SM: After losing a few pounds, why didn’t you go back to your old eating ways?
Lindsay: I was beginning to receive comments that I was losing weight and looking really good. I thrived off these comments and yearned for more. I thought losing more weight would get that, so I cut out even more from my diet and worked out even harder.

SM: What were your workouts like?
Lindsay: I started realizing I could actually run far distances.

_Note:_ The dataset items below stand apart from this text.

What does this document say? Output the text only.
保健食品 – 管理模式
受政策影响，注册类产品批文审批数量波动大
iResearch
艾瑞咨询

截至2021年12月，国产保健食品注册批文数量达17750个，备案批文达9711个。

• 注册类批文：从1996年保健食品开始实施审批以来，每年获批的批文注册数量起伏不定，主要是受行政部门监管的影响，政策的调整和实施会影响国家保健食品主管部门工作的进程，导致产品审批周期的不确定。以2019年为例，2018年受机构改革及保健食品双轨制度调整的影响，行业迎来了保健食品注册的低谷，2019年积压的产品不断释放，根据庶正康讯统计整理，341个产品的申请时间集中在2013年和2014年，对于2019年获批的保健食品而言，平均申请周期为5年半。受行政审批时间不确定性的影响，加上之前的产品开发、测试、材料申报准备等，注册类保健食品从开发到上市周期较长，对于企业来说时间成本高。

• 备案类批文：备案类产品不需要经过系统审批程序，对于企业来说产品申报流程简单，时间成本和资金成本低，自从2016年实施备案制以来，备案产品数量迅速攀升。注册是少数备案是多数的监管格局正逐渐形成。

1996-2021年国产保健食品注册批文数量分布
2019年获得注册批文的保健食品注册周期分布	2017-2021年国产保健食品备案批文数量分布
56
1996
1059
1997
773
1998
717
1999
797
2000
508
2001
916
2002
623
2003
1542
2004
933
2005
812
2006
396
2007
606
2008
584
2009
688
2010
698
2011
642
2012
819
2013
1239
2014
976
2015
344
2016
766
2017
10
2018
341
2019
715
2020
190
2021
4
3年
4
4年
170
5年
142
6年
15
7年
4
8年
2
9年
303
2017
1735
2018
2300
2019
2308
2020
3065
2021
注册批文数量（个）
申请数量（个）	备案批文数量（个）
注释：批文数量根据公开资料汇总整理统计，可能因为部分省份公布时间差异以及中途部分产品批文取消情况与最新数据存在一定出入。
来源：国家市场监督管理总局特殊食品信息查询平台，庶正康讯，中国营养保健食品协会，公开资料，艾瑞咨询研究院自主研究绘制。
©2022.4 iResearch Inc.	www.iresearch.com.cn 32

It was something I enjoyed at first and then it became an obsession to where if I didn’t go for a run I started panicking and I felt like I could see the fat already getting on me.

SM: How far would you run on an average day?
Lindsay: It’s hard to say how far, but about three hours a day.

SM: How did you even find the time to run three hours in a day?
Lindsay: I would skip school—I would find a way. This was my life. I didn’t do anything else. I didn’t have any friends, I didn’t talk to anyone. It kept me away from people, from food.

SM: Did you realize what was happening to you?    
Lindsay: I was in complete denial of what I was doing and what was unfolding. The idea of an eating disorder did not even enter my head.

SM: How would you avoid eating dinner with your family?
Lindsay: I would tell them I was going out to dinner, but I wouldn’t go. (I was a very social girl before this.) I would say I had homework and I’d take the meal upstairs and do away with it. I’d flush things down the toilet or even put things in a plastic bag and hide it. If I did have to go out to dinner I’d push food around my plate. That’s a HUGE sign of someone with an eating disorder: just playing with food, making it look like you ate it.